Quando falamos em guerra, certamente uma sirene começa a tocar em cada um de nós com o aviso de “fuga ou luta”. Essa experiência avassaladoramente violenta faz parte da História de todos os países do mundo e, apesar de não vermos sangue e bombas hoje aqui no Brasil, ela continua a ter efeitos.

Para Bobbio, filósofo político, historiador, escritor e senador vitalício italiano

a guerra é um processo judicial em que o mal maior [derrota] é infligido não a quem tem mais direito, mas a quem tem mais força, do que se verifica a situação em que não mais a força está a serviço do direito mas o direito acaba por estar a serviço da força. Em síntese: em determinado processo judicial é instituído com o escopo de fazer vencer quem tem razão. Mas o resultado da guerra é justamente o oposto: é dar razão a quem vence (Bobbio – 2003) (qualquer semelhança é mera coincidência)

Um dos teóricos mais importantes sobre a guerra foi Von Clausewitz (1979). Entre 1832 e 1834 esse militar lança sua grande obra, Da Guerra, na qual defende que “[…] a guerra nada mais é do que um duelo em grande escala” (Clausewitz, 2005, p. 75) e todas elas possuem um cálculo implícito ou explícito sobre política, estratégia, tática e materiais disponíveis. De acordo com o estrategista, a política consiste nas decisões de como usar a guerra para viabilizar o alcance dos objetivos. Já a tática comporta as considerações relativas ao emprego do meio para os propósitos do enfrentamento: uso sucessivo ou simultâneo da força, o modo de combate (cerrado ou à distância) e o timing da conversão de um ato destrutivo em um ato decisivo. A estratégia seria a série de considerações e decisões relativas ao emprego dos enfrentamentos para a produção dos propósitos específicos de uma determinada guerra. Por fim, os materiais representam todo bem físico disponível, desde suprimentos até armas. Assim, para esse teórico, a guerra sempre tem um objetivo a ser perseguido chamado de política. Para este autor (Clausewitz, 1979, p. 91):

[…] a guerra não é meramente um ato de política, mas um verdadeiro instrumento político, uma continuação das relações políticas realizada com outros meios. O que continua sendo peculiar na guerra é simplesmente a natureza peculiar dos seus meios. A guerra de uma maneira geral, e o comandante em qualquer ocasião específica, tem o direito de exigir que o rumo e os desígnios da política não sejam incompatíveis com esses meios. Esta não é, evidentemente, uma pequena exigência, mas por mais que possa afetar os propósitos políticos num determinado caso, nunca fará mais do que modificá-los. O propósito político é a meta, a guerra é o meio de atingi-lo, e o meio nunca deve ser considerado isoladamente do seu propósito.

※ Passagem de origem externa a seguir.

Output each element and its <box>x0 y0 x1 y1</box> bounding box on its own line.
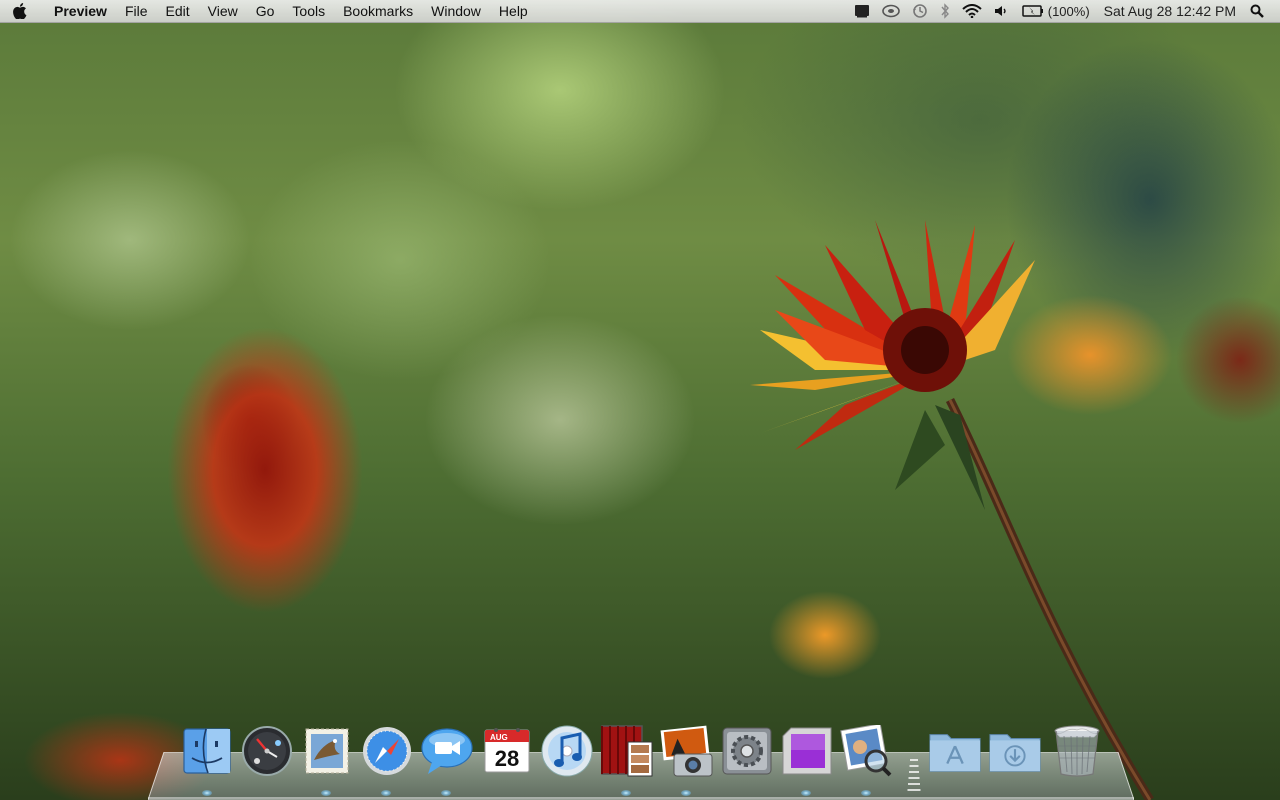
running-indicator <box>801 790 811 796</box>
dock-separator <box>907 759 921 791</box>
bluetooth-menu-extra[interactable] <box>934 0 956 22</box>
dock-itunes[interactable] <box>540 724 594 778</box>
menu-help[interactable]: Help <box>490 0 537 22</box>
wifi-menu-extra[interactable] <box>956 0 988 22</box>
display-menu-extra[interactable] <box>848 0 876 22</box>
itunes-icon <box>541 725 593 777</box>
battery-percentage: (100%) <box>1047 3 1090 19</box>
menu-clock[interactable]: Sat Aug 28 12:42 PM <box>1096 0 1244 22</box>
spotlight-search-icon <box>1250 4 1264 18</box>
menu-tools[interactable]: Tools <box>283 0 334 22</box>
running-indicator <box>202 790 212 796</box>
menu-go[interactable]: Go <box>247 0 284 22</box>
finder-icon <box>183 728 231 774</box>
menu-bookmarks[interactable]: Bookmarks <box>334 0 422 22</box>
running-indicator <box>441 790 451 796</box>
dock-ical[interactable]: AUG 28 <box>480 724 534 778</box>
safari-icon <box>363 727 411 775</box>
desktop-wallpaper <box>0 0 1280 800</box>
iphoto-icon <box>660 725 713 777</box>
dock-purple-app[interactable] <box>780 724 834 778</box>
downloads-folder-icon <box>989 734 1041 772</box>
spotlight-button[interactable] <box>1244 0 1270 22</box>
menu-edit[interactable]: Edit <box>157 0 199 22</box>
bluetooth-icon <box>941 3 949 19</box>
menu-bar: Preview File Edit View Go Tools Bookmark… <box>0 0 1280 23</box>
dock-mail[interactable] <box>300 724 354 778</box>
dock-applications-stack[interactable] <box>928 724 982 778</box>
dock-ichat[interactable] <box>420 724 474 778</box>
battery-menu-extra[interactable]: (100%) <box>1016 0 1096 22</box>
running-indicator <box>861 790 871 796</box>
applications-folder-icon <box>929 734 981 772</box>
wifi-icon <box>962 4 982 18</box>
time-machine-icon <box>912 4 927 18</box>
purple-app-icon <box>782 727 832 775</box>
menu-window[interactable]: Window <box>422 0 490 22</box>
menu-file[interactable]: File <box>116 0 157 22</box>
display-icon <box>854 5 869 18</box>
wallpaper-flower <box>750 220 1154 800</box>
dashboard-icon <box>242 726 292 776</box>
volume-icon <box>994 6 1006 16</box>
apple-icon <box>13 3 27 19</box>
trash-icon <box>1054 725 1100 777</box>
system-preferences-icon <box>722 727 772 775</box>
running-indicator <box>321 790 331 796</box>
remote-disc-icon <box>881 4 900 18</box>
ical-icon: AUG 28 <box>484 728 530 773</box>
dock-iphoto[interactable] <box>660 724 714 778</box>
volume-menu-extra[interactable] <box>988 0 1016 22</box>
ical-day: 28 <box>495 746 519 771</box>
battery-icon <box>1022 5 1043 17</box>
preview-icon <box>840 725 892 777</box>
ichat-icon <box>421 728 473 774</box>
time-machine-menu-extra[interactable] <box>906 0 934 22</box>
dock-dashboard[interactable] <box>240 724 294 778</box>
running-indicator <box>621 790 631 796</box>
front-row-icon <box>601 725 653 777</box>
mail-icon <box>305 728 349 774</box>
remote-disc-menu-extra[interactable] <box>876 0 906 22</box>
dock-downloads-stack[interactable] <box>988 724 1042 778</box>
dock-trash[interactable] <box>1050 724 1104 778</box>
running-indicator <box>681 790 691 796</box>
dock-front-row[interactable] <box>600 724 654 778</box>
menu-app-preview[interactable]: Preview <box>40 0 116 22</box>
dock-system-preferences[interactable] <box>720 724 774 778</box>
apple-menu-button[interactable] <box>0 0 40 22</box>
dock-finder[interactable] <box>180 724 234 778</box>
dock-preview[interactable] <box>840 724 894 778</box>
running-indicator <box>381 790 391 796</box>
dock-safari[interactable] <box>360 724 414 778</box>
ical-month: AUG <box>490 733 508 742</box>
menu-view[interactable]: View <box>199 0 247 22</box>
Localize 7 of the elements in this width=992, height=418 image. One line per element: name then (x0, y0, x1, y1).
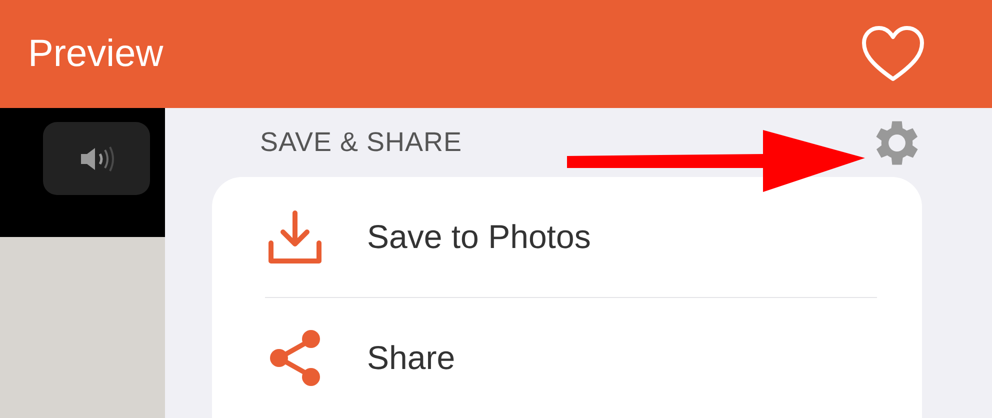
volume-button[interactable] (43, 122, 150, 195)
favorite-button[interactable] (860, 25, 926, 83)
heart-icon (860, 25, 926, 83)
section-title: SAVE & SHARE (260, 127, 462, 158)
action-item[interactable]: Share (367, 339, 456, 377)
action-item[interactable]: Save to Photos (367, 218, 591, 256)
header-title: Preview (28, 32, 164, 76)
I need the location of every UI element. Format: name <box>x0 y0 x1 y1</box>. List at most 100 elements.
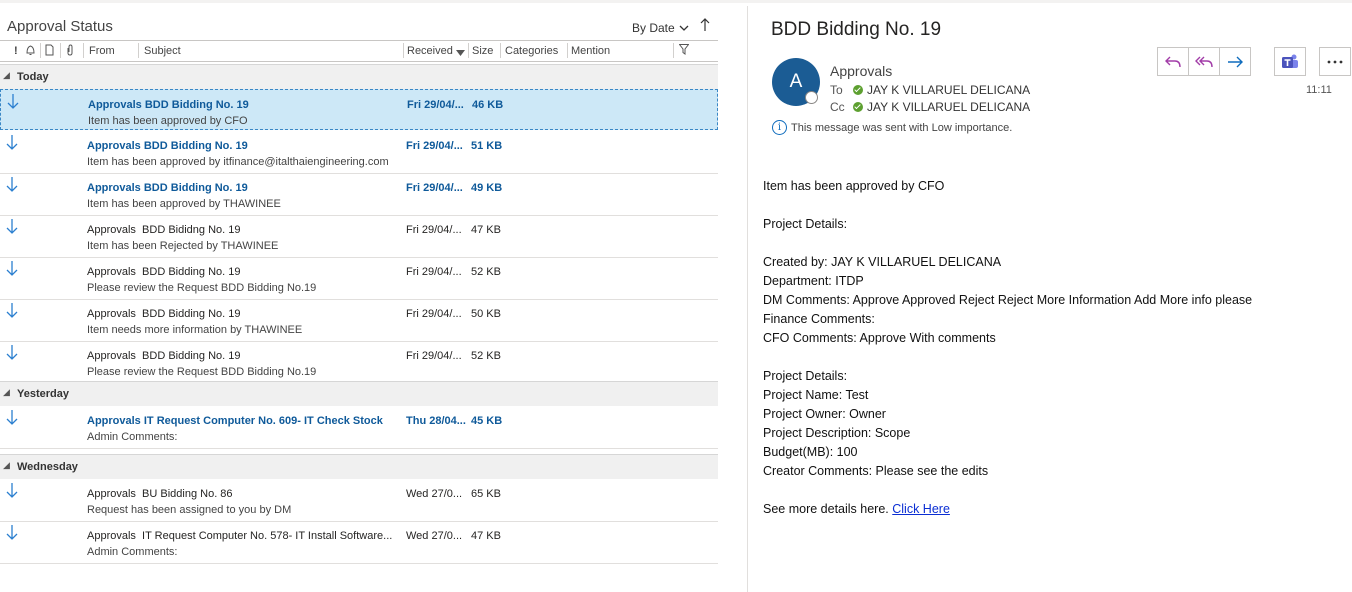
row-preview: Item has been approved by CFO <box>88 115 248 127</box>
reply-icon <box>1165 56 1181 67</box>
row-from-subject: Approvals BDD Bidding No. 19 <box>87 182 248 194</box>
folder-title: Approval Status <box>7 18 113 35</box>
reading-pane: BDD Bidding No. 19 A Approvals To JAY K … <box>748 0 1352 592</box>
message-row[interactable]: Approvals BDD Bidding No. 19 Item has bee… <box>0 89 718 130</box>
row-received: Fri 29/04/... <box>406 224 462 236</box>
chevron-down-icon[interactable]: ◢ <box>3 387 10 398</box>
click-here-link[interactable]: Click Here <box>892 502 950 516</box>
sort-direction-button[interactable] <box>700 18 710 35</box>
received-time: 11:11 <box>1306 84 1332 96</box>
column-received[interactable]: Received <box>407 45 453 57</box>
row-from-subject: Approvals BDD Bidding No. 19 <box>88 99 249 111</box>
row-preview: Request has been assigned to you by DM <box>87 504 292 516</box>
sort-by-dropdown[interactable]: By Date <box>632 21 689 35</box>
row-received: Wed 27/0... <box>406 530 463 542</box>
row-from-subject: Approvals BDD Bidding No. 19 <box>87 140 248 152</box>
message-row[interactable]: Approvals BDD Bidding No. 19 Please revie… <box>0 257 718 300</box>
row-size: 45 KB <box>471 415 503 427</box>
column-size[interactable]: Size <box>472 45 493 57</box>
row-from-subject: Approvals BDD Bidding No. 19 <box>87 266 240 278</box>
row-received: Thu 28/04... <box>406 415 466 427</box>
message-row[interactable]: Approvals BDD Bididng No. 19 Item has bee… <box>0 215 718 258</box>
arrow-up-icon <box>700 18 710 31</box>
row-received: Fri 29/04/... <box>406 350 462 362</box>
to-label: To <box>830 83 843 97</box>
body-line: Finance Comments: <box>763 312 875 326</box>
row-preview: Please review the Request BDD Bidding No… <box>87 366 317 378</box>
cc-recipient[interactable]: JAY K VILLARUEL DELICANA <box>867 100 1030 114</box>
importance-column-icon[interactable]: ! <box>14 45 18 57</box>
message-row[interactable]: Approvals IT Request Computer No. 609- I… <box>0 406 718 449</box>
arrow-down-icon <box>6 177 18 192</box>
body-line: Creator Comments: Please see the edits <box>763 464 989 478</box>
body-line: CFO Comments: Approve With comments <box>763 331 996 345</box>
row-subject: BDD Bidding No. 19 <box>138 308 241 320</box>
row-size: 65 KB <box>471 488 501 500</box>
row-from-subject: Approvals BDD Bididng No. 19 <box>87 224 240 236</box>
row-preview: Admin Comments: <box>87 431 178 443</box>
row-subject: BDD Bididng No. 19 <box>138 224 241 236</box>
more-actions-button[interactable] <box>1319 47 1351 76</box>
sender-name[interactable]: Approvals <box>830 63 892 79</box>
group-label: Today <box>17 71 49 83</box>
row-size: 50 KB <box>471 308 501 320</box>
attachment-paperclip-icon[interactable] <box>66 44 74 59</box>
filter-funnel-icon[interactable] <box>678 44 690 58</box>
row-from-subject: Approvals IT Request Computer No. 609- I… <box>87 415 383 427</box>
message-row[interactable]: Approvals BU Bidding No. 86 Request has b… <box>0 479 718 522</box>
column-mention[interactable]: Mention <box>571 45 610 57</box>
row-size: 49 KB <box>471 182 503 194</box>
row-preview: Item has been approved by itfinance@ital… <box>87 156 389 168</box>
message-body: Item has been approved by CFO Project De… <box>763 177 1252 519</box>
group-header[interactable]: ◢ Yesterday <box>0 381 718 406</box>
row-sender: Approvals <box>87 140 141 152</box>
message-subject-title: BDD Bidding No. 19 <box>771 19 942 40</box>
chevron-down-icon[interactable]: ◢ <box>3 460 10 471</box>
row-size: 47 KB <box>471 224 501 236</box>
message-row[interactable]: Approvals BDD Bidding No. 19 Item needs m… <box>0 299 718 342</box>
see-more-text: See more details here. <box>763 502 893 516</box>
body-line: Project Details: <box>763 369 848 383</box>
message-list-pane: Approval Status By Date ! From Subject R… <box>0 3 718 592</box>
reply-all-button[interactable] <box>1188 47 1220 76</box>
message-row[interactable]: Approvals IT Request Computer No. 578- I… <box>0 521 718 564</box>
reminder-bell-icon[interactable] <box>25 44 36 59</box>
cc-label: Cc <box>830 100 845 114</box>
body-line: Created by: JAY K VILLARUEL DELICANA <box>763 255 1002 269</box>
row-subject: BDD Bidding No. 19 <box>143 140 248 152</box>
row-sender: Approvals <box>87 224 136 236</box>
column-categories[interactable]: Categories <box>505 45 558 57</box>
column-from[interactable]: From <box>89 45 115 57</box>
group-header[interactable]: ◢ Today <box>0 64 718 89</box>
body-line: Project Name: Test <box>763 388 869 402</box>
row-from-subject: Approvals IT Request Computer No. 578- I… <box>87 530 392 542</box>
teams-icon <box>1282 54 1298 68</box>
chevron-down-icon[interactable]: ◢ <box>3 70 10 81</box>
item-type-doc-icon[interactable] <box>45 44 54 59</box>
sort-descending-icon <box>456 47 465 59</box>
reply-button[interactable] <box>1157 47 1189 76</box>
cc-line: Cc JAY K VILLARUEL DELICANA <box>830 100 1030 114</box>
message-row[interactable]: Approvals BDD Bidding No. 19 Please revie… <box>0 341 718 384</box>
row-preview: Item has been approved by THAWINEE <box>87 198 281 210</box>
teams-share-button[interactable] <box>1274 47 1306 76</box>
row-sender: Approvals <box>87 266 136 278</box>
row-sender: Approvals <box>87 488 136 500</box>
arrow-down-icon <box>6 483 18 498</box>
body-line: DM Comments: Approve Approved Reject Rej… <box>763 293 1253 307</box>
row-subject: BDD Bidding No. 19 <box>138 350 241 362</box>
to-recipient[interactable]: JAY K VILLARUEL DELICANA <box>867 83 1030 97</box>
row-sender: Approvals <box>87 415 141 427</box>
row-subject: BDD Bidding No. 19 <box>144 99 249 111</box>
row-received: Fri 29/04/... <box>406 182 463 194</box>
sort-by-label: By Date <box>632 21 675 35</box>
row-received: Fri 29/04/... <box>406 308 462 320</box>
forward-button[interactable] <box>1219 47 1251 76</box>
message-row[interactable]: Approvals BDD Bidding No. 19 Item has bee… <box>0 173 718 216</box>
arrow-down-icon <box>6 135 18 150</box>
forward-arrow-icon <box>1228 56 1243 67</box>
column-subject[interactable]: Subject <box>144 45 181 57</box>
group-header[interactable]: ◢ Wednesday <box>0 454 718 479</box>
message-row[interactable]: Approvals BDD Bidding No. 19 Item has bee… <box>0 131 718 174</box>
body-line: Project Details: <box>763 217 848 231</box>
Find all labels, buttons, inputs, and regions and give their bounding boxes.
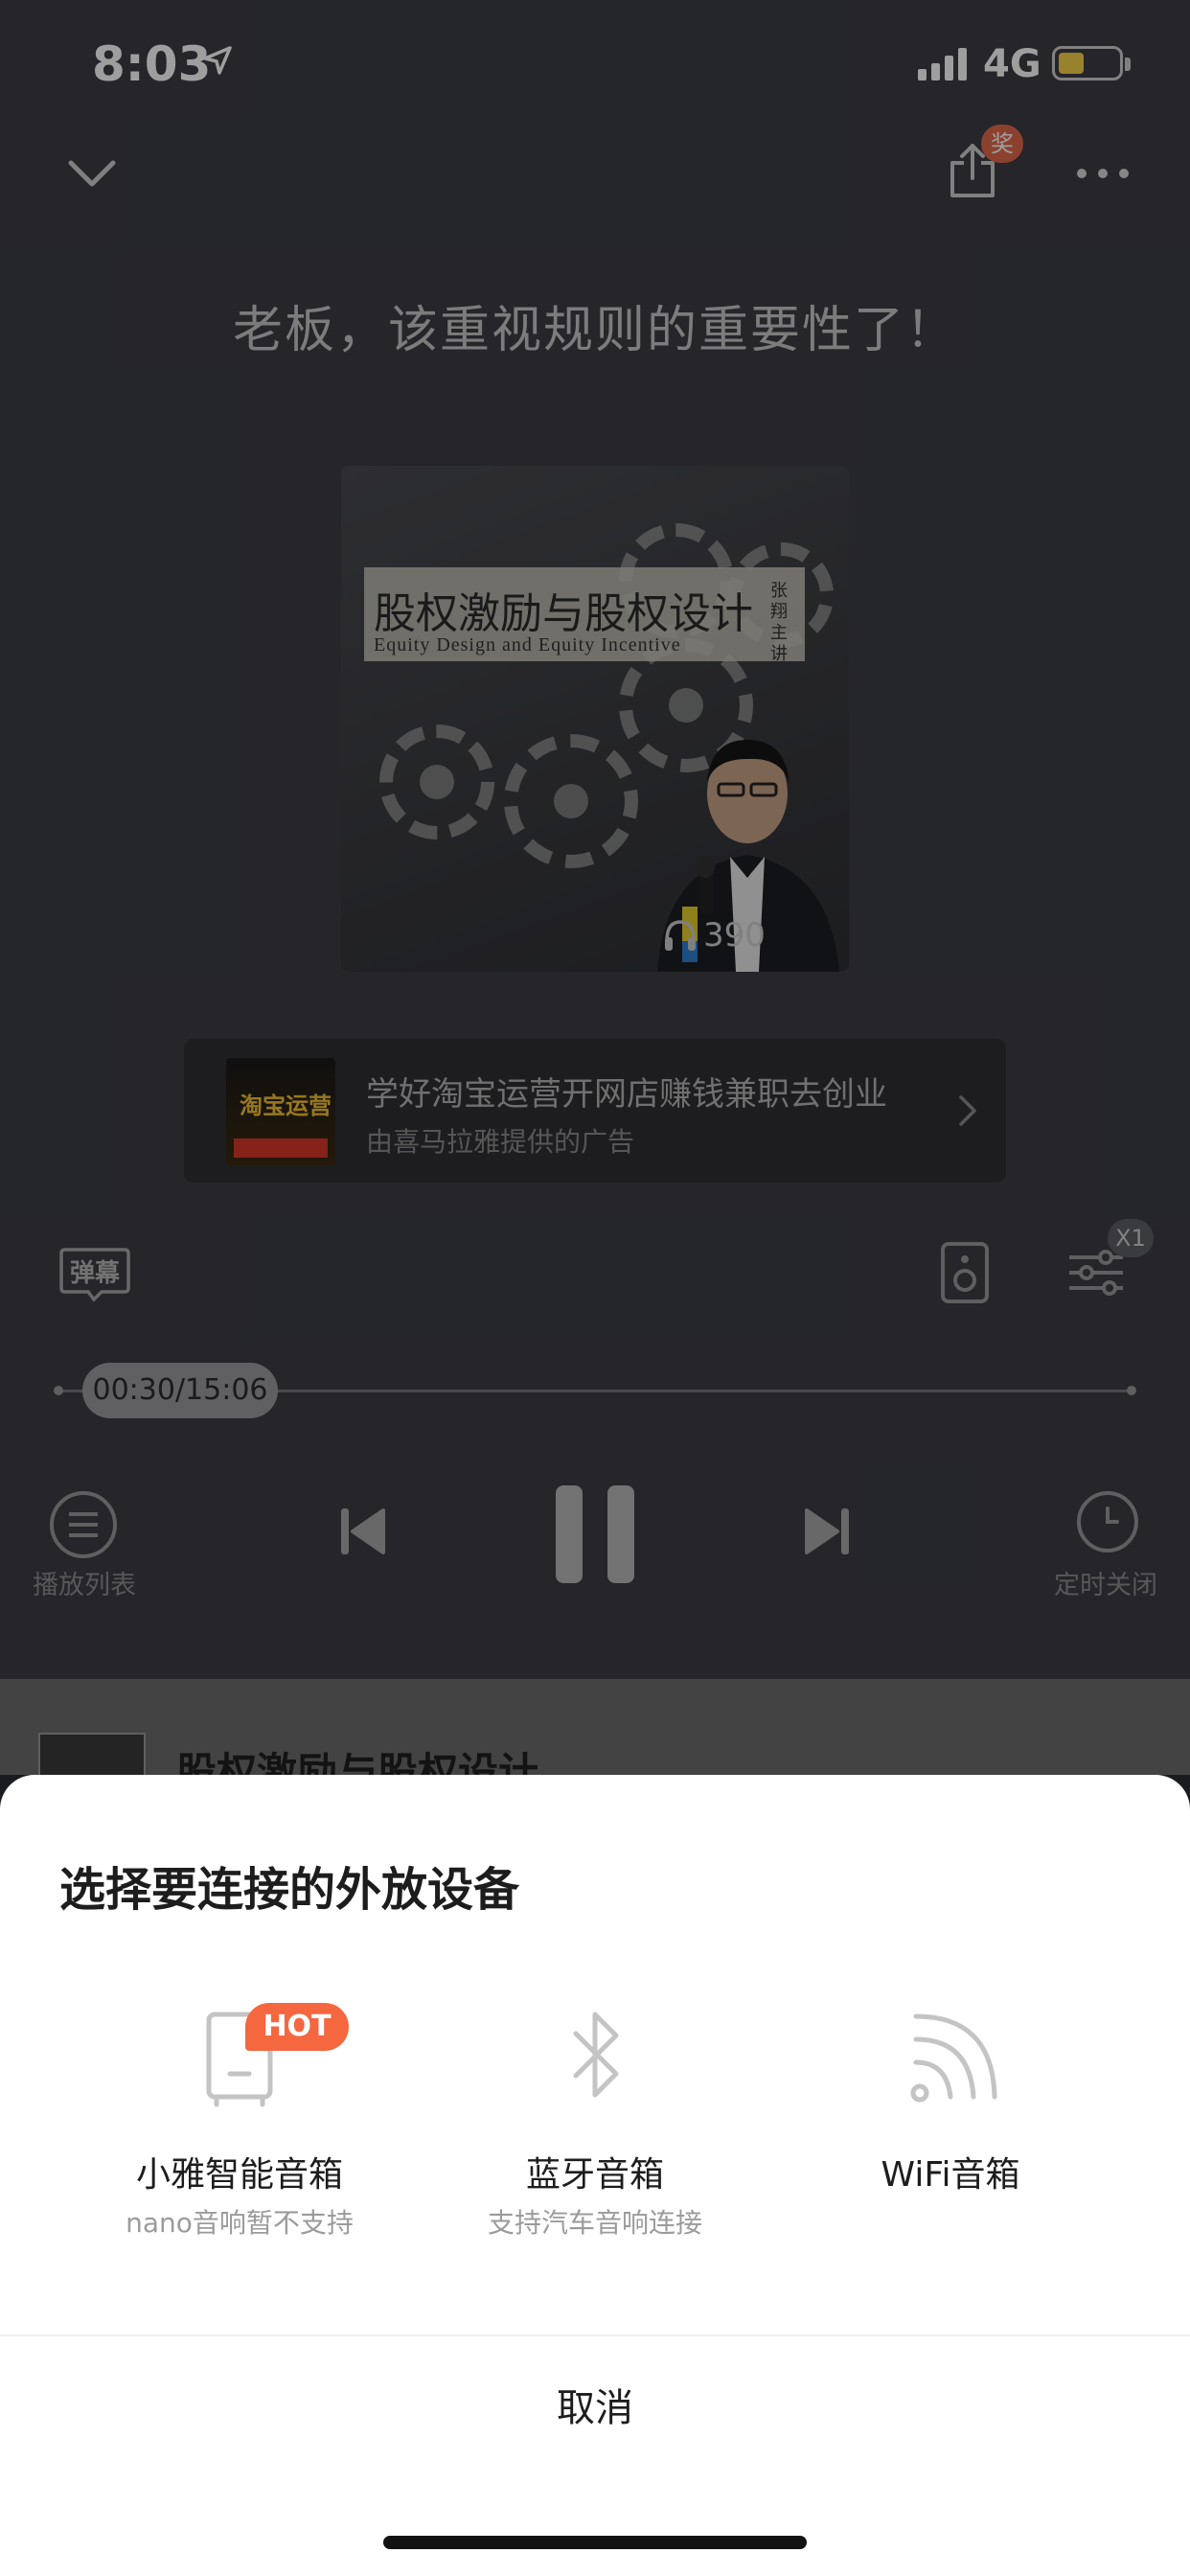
- progress-start-dot: [54, 1386, 63, 1395]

Vocês devem estar se perguntando por que falar de estratégia de guerra hoje? Sempre me pergunto se não seria um excesso excêntrico retomar a teoria que colocou milhares de pessoas em combate gerando cerca de 10 milhões de mortos na I Guerra Mundial e 66 milhões na II Guerra mundial? A questão é que quando falamos dessas guerras é possível visualizar o número de vencedores e vencidos, o objeto é mais visível, já que produz cheiro, tem cor e faz barulho. Mas a guerra, por mais paradoxal que isto pareça, não se representa apenas através de combates armados totais. A guerra e a política estão interligadas de maneira tão intrínseca que é ingênuo, além de impossível, tentar separá-las.

Aqui chegamos ao ponto em que eu queria. Michel Foucault inverte a tese de Clausewitz dizendo que “a política é a guerra continuada por outros meios” (Foucault, 2005, p. 24). Essa inversão parece não mudar nada, mas muda tudo. Significa que a política tal como a temos hoje, as leis, a estrutura de governo, o congresso, a maneira de se eleger, todo o sistema jurídico são produtos de guerras enfrentada no passado, ou seja, que a construção política de uma país, seus dirigentes e suas leis foram construídas no passado como consequência de guerras pelas quais seus vencedores impuseram uma estrutura que os beneficiasse em detrimento dos perdedores, e até hoje é esta estrutura que é sustentada através da política e da sociedade tal qual a conhecemos.

A este processo, nada ingênuo, Michel Foucault, chama de Racismo de Estado, e com ele entendemos o que significa a política como continuação da guerra, surgindo das mãos dos vencedores em forma de leis que irão reger os países. Sua arma de propagação se faz pelas judiciário e pelo discurso, que atinge todos os que estão submersos na cultura através da linguagem.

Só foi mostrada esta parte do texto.